O ex-ministro da Fazenda do governo Sarney, Luiz Carlos Bresser-Pereira, decretou o "fim da onda neoliberal" em artigo na Folha de São Paulo do dia 21 de Abril passado. Clóvis Rossi, jornalista, colunista e membro do conselho editorial do jornal tentou nos mostrar no dia seguinte, que não há morte sem defunto, querendo crer que o neoliberalismo continua hígido (sic) como sempre. Quem estaria certo?
NINGUÉM!!!
Desde o começo dessa onda, a patuléia não entendeu direito o que leu... ou se entendeu, resolveu mudar a história talvez para deixar a coisa mais interessante... mais atraente - coisa de marketeiro! Nem o "elegante" Terceira Via" pegou tanto quanto o famigerado "Neoliberal".
Como ensinou Paul Hugon na sua "História das Doutrinas Econômicas", neoliberalismo, na verdade, é aquela doutrina que prega a prática de um Estado interventor e regulador, justamente o oposto desta praticada pelo hegemônico sistema dos ianques do norte (os estadosunidenses, mas com culpa também no cartório da humanidade aqueles outros mais ao leste, chamados reinos-unidenses), e por conseguinte seguida por todo o mundis novus, e assim também adotada pelo país das terras brasilis - também conhecido como pindorama, terra do brasil, ou só brasil minúsculo, já que exime respeito.
De volta à tal doutrina, a tal ideologia reacionária que visava reformar o capitalismo global para fazê-lo voltar aos tempos do capitalismo liberal do século XIX deveria chamar-se sim Liberalismo de Mercado - se muito. Não passa (ou passou) de uma releitura (nada se perde, tudo se transforma) do chamado Liberalismo Clássico, doutrina do pensamento econômico que teve seu auge em meados do século XVIII, nas idéias de Hume, Smith e Kant.
Nos tempos de pós-graduação em Comunicação Social, costumávamos brigar muito pelas má-interpretações da história.
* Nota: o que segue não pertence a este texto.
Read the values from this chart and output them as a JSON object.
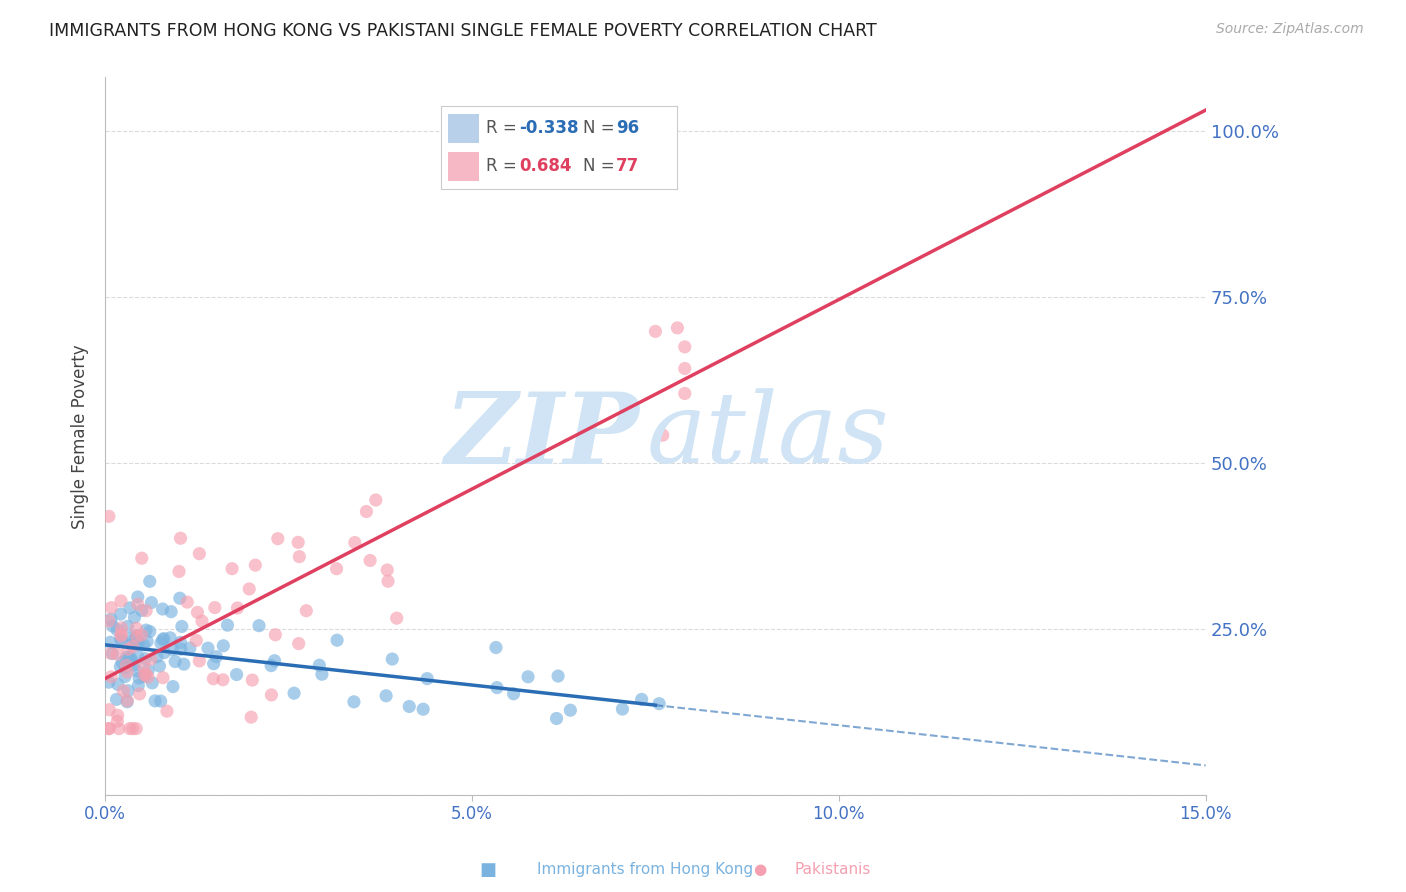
{
  "title": "IMMIGRANTS FROM HONG KONG VS PAKISTANI SINGLE FEMALE POVERTY CORRELATION CHART",
  "source": "Source: ZipAtlas.com",
  "ylabel": "Single Female Poverty",
  "xlabel_blue": "Immigrants from Hong Kong",
  "xlabel_pink": "Pakistanis",
  "r_blue": -0.338,
  "n_blue": 96,
  "r_pink": 0.684,
  "n_pink": 77,
  "xlim": [
    0.0,
    0.15
  ],
  "ylim": [
    0.0,
    1.05
  ],
  "ytick_vals": [
    0.0,
    0.25,
    0.5,
    0.75,
    1.0
  ],
  "ytick_labels_right": [
    "",
    "25.0%",
    "50.0%",
    "75.0%",
    "100.0%"
  ],
  "xtick_vals": [
    0.0,
    0.05,
    0.1,
    0.15
  ],
  "xtick_labels": [
    "0.0%",
    "5.0%",
    "10.0%",
    "15.0%"
  ],
  "color_blue": "#7ab3e0",
  "color_pink": "#f5a0b0",
  "trendline_blue": "#2a6db5",
  "trendline_pink": "#e04060",
  "axis_color": "#4472c4",
  "grid_color": "#cccccc",
  "background_color": "#ffffff",
  "legend_box_color_blue": "#b8d0ea",
  "legend_box_color_pink": "#f5b8c4",
  "watermark_color": "#d0e4f5"
}
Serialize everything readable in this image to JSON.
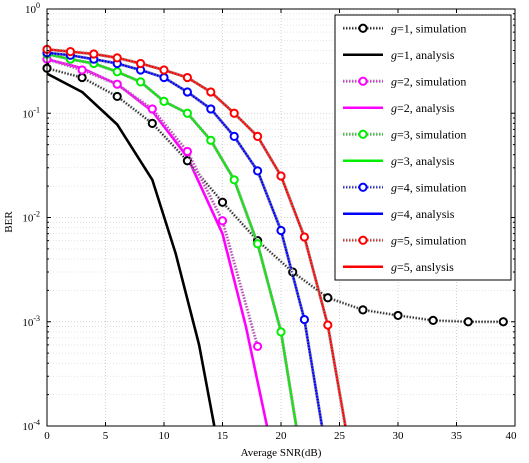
{
  "chart_data": {
    "type": "line",
    "title": "",
    "xlabel": "Average SNR(dB)",
    "ylabel": "BER",
    "xlim": [
      0,
      40
    ],
    "ylim": [
      0.0001,
      1
    ],
    "yscale": "log",
    "grid": true,
    "legend_position": "top-right",
    "x_ticks": [
      "0",
      "5",
      "10",
      "15",
      "20",
      "25",
      "30",
      "35",
      "40"
    ],
    "y_ticks": [
      {
        "base": "10",
        "exp": "0"
      },
      {
        "base": "10",
        "exp": "-1"
      },
      {
        "base": "10",
        "exp": "-2"
      },
      {
        "base": "10",
        "exp": "-3"
      },
      {
        "base": "10",
        "exp": "-4"
      }
    ],
    "series": [
      {
        "name": "g=1, simulation",
        "color": "#000000",
        "style": "sim",
        "x": [
          0,
          3,
          6,
          9,
          12,
          15,
          18,
          21,
          24,
          27,
          30,
          33,
          36,
          39
        ],
        "y": [
          0.27,
          0.22,
          0.145,
          0.08,
          0.035,
          0.014,
          0.006,
          0.003,
          0.0017,
          0.0013,
          0.00115,
          0.00103,
          0.001,
          0.001
        ]
      },
      {
        "name": "g=1, analysis",
        "color": "#000000",
        "style": "ana",
        "x": [
          0,
          3,
          6,
          9,
          11,
          13,
          14.3
        ],
        "y": [
          0.24,
          0.16,
          0.078,
          0.023,
          0.0045,
          0.0006,
          0.0001
        ]
      },
      {
        "name": "g=2, simulation",
        "color": "#ff00ff",
        "style": "sim",
        "x": [
          0,
          3,
          6,
          9,
          12,
          15,
          18
        ],
        "y": [
          0.33,
          0.26,
          0.19,
          0.11,
          0.043,
          0.0093,
          0.00058
        ]
      },
      {
        "name": "g=2, analysis",
        "color": "#ff00ff",
        "style": "ana",
        "x": [
          0,
          3,
          6,
          9,
          12,
          15,
          17,
          18.8
        ],
        "y": [
          0.33,
          0.27,
          0.19,
          0.105,
          0.038,
          0.007,
          0.0009,
          0.0001
        ]
      },
      {
        "name": "g=3, simulation",
        "color": "#00ee00",
        "style": "sim",
        "x": [
          0,
          2,
          4,
          6,
          8,
          10,
          12,
          14,
          16,
          18,
          20,
          21.3
        ],
        "y": [
          0.37,
          0.33,
          0.3,
          0.25,
          0.2,
          0.13,
          0.1,
          0.055,
          0.023,
          0.0056,
          0.0008,
          0.0001
        ]
      },
      {
        "name": "g=3, analysis",
        "color": "#00ee00",
        "style": "ana",
        "x": [
          0,
          2,
          4,
          6,
          8,
          10,
          12,
          14,
          16,
          18,
          20,
          21.3
        ],
        "y": [
          0.37,
          0.33,
          0.3,
          0.25,
          0.2,
          0.13,
          0.1,
          0.055,
          0.023,
          0.0056,
          0.0008,
          0.0001
        ]
      },
      {
        "name": "g=4, simulation",
        "color": "#0000ff",
        "style": "sim",
        "x": [
          0,
          2,
          4,
          6,
          8,
          10,
          12,
          14,
          16,
          18,
          20,
          22,
          23.5
        ],
        "y": [
          0.38,
          0.36,
          0.33,
          0.3,
          0.26,
          0.22,
          0.16,
          0.11,
          0.06,
          0.028,
          0.0075,
          0.00105,
          0.0001
        ]
      },
      {
        "name": "g=4, analysis",
        "color": "#0000ff",
        "style": "ana",
        "x": [
          0,
          2,
          4,
          6,
          8,
          10,
          12,
          14,
          16,
          18,
          20,
          22,
          23.5
        ],
        "y": [
          0.38,
          0.36,
          0.33,
          0.3,
          0.26,
          0.22,
          0.16,
          0.11,
          0.06,
          0.028,
          0.0075,
          0.00105,
          0.0001
        ]
      },
      {
        "name": "g=5, simulation",
        "color": "#ff0000",
        "style": "sim",
        "x": [
          0,
          2,
          4,
          6,
          8,
          10,
          12,
          14,
          16,
          18,
          20,
          22,
          24,
          25.5
        ],
        "y": [
          0.41,
          0.39,
          0.37,
          0.34,
          0.3,
          0.26,
          0.22,
          0.16,
          0.1,
          0.06,
          0.025,
          0.0065,
          0.00093,
          0.0001
        ]
      },
      {
        "name": "g=5, anslysis",
        "color": "#ff0000",
        "style": "ana",
        "x": [
          0,
          2,
          4,
          6,
          8,
          10,
          12,
          14,
          16,
          18,
          20,
          22,
          24,
          25.5
        ],
        "y": [
          0.41,
          0.39,
          0.37,
          0.34,
          0.3,
          0.26,
          0.22,
          0.16,
          0.1,
          0.06,
          0.025,
          0.0065,
          0.00093,
          0.0001
        ]
      }
    ]
  }
}
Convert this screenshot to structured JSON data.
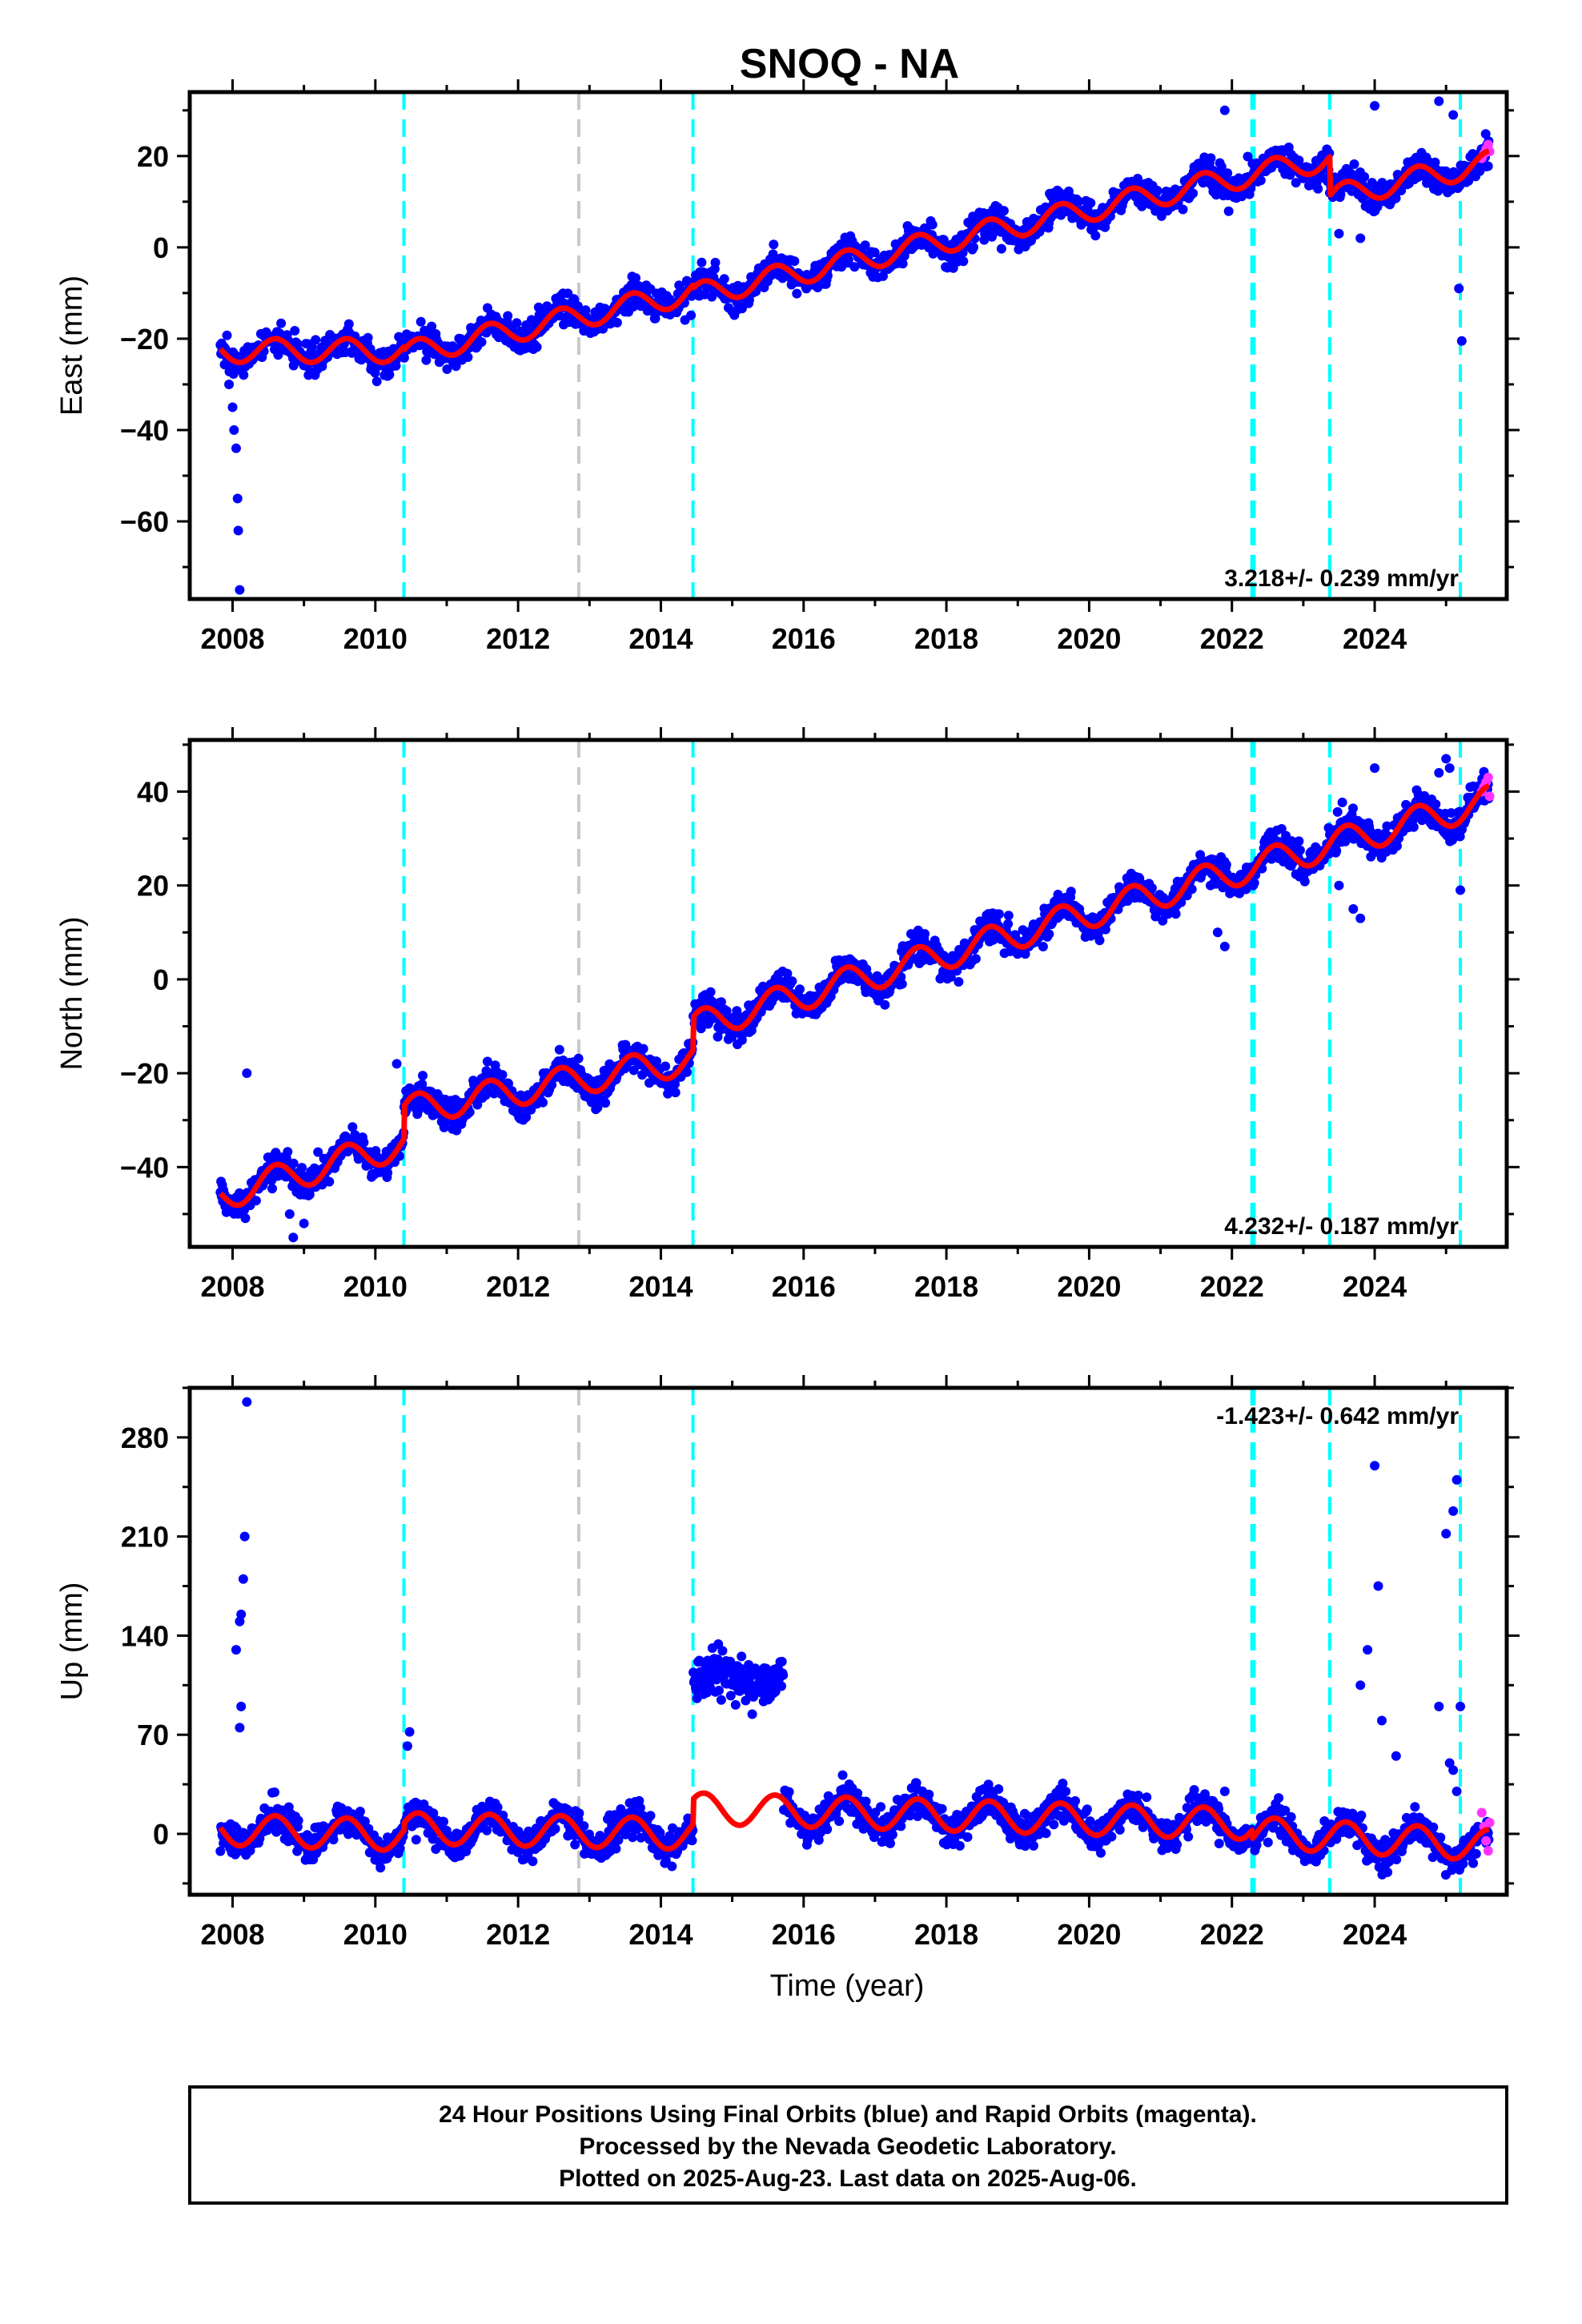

Por fim elas ganharam popularidade mesmo, pois de tanto se bater na tecla - simplesmente trocaram os nomes das coisas! - o que sempre fora preto passou a chamar-se branco, e o que sempre fora branco passou a chamar-se preto.
Longe da discussão se o neoliberalismo - ou como quer que se chame esta doutrina econômica - morreu ou não, temos José Saramago, em seu recluso retiro na Ilhas de Lanzarote, chorando noutro enterro que deveríamos nos preocupar muito mais: o da Justiça, que já anda falecida há muito.
E não só a Justiça, clama ele, que já sabemos morta há tempos, mas também a Democracia, esta milenária senhora sofisticadíssima que anda tão em baixa, ingenuamente criada por uns atenienses mais ingênuos ainda, sob o lema
do povo, pelo povo, para o povo... puro dislate!
E se sabemos exercer a democracia, sim, é através do voto direto, partícula mínima de soberania que nos reconhece como participantes ao elegermos nossos representantes no governo. É exatamente aí que a representação da nossa democracia começa, mas também é aonde ela acaba... Podemos por e tirar presidentes, mas nosso voto nunca terá nenhum efeito, mínimo que seja, na verdadeira máquina de poder do mundo, e conseqüentemente, nenhum efeito no meu ou no seu país, nem em nossas cidades, talvez nem em você mesmo: a tal da máquina do poder econômico!
E à morte da Democracia devemos chorar, então! Sem Democracia estamos impossibilitados de toda e qualquer outra ação. Mesmo que a Justiça estivesse viva, nada poderíamos contra o poder econômico e suas estratégias de domínio que nada têm que ver com aquele bem comum que a Democracia aspira. É deste ponto-de-vista que Bresser Pereira está certo e Clóvis Rossi equivocado. Os fatos ocorridos nas últimas semanas que, segundo Bresser Pereira, marcam o fim inglório do neoliberalismo, não são as primeiras - socorro a bancos e revoltas populares pelo aumento dos preços - nem serão as últimas, preconizando o fim inglório do
coisa-ruim.
E mesmo assim, a contradição dos avanços políticos e institucionais que transformaram o Estado democrático e social da segunda metade do século 20, ainda sucumbe-se perante o poderio econômico, a discutir-se a morte ou não do neoliberalismo! Ora, tanto faz! Apocalípticos e Integrados teriam seus próprios argumentos: estes bradariam "morreu para você, que é ingrato"; enquanto aqueles diriam que "não morreu porque simplesmente nunca existiu".
Eu fico aqui de trás, observando e aplaudindo o burlesco, chorando num misto de dor e pena, a gastar horas insanas neste debruçar quase corcunda de inutilidade da palavra... Um minuto de silêncio, pois o sino vai tocar mais uma vez, anunciando outra morte de ninguém... Ouçamo-lo, por favor.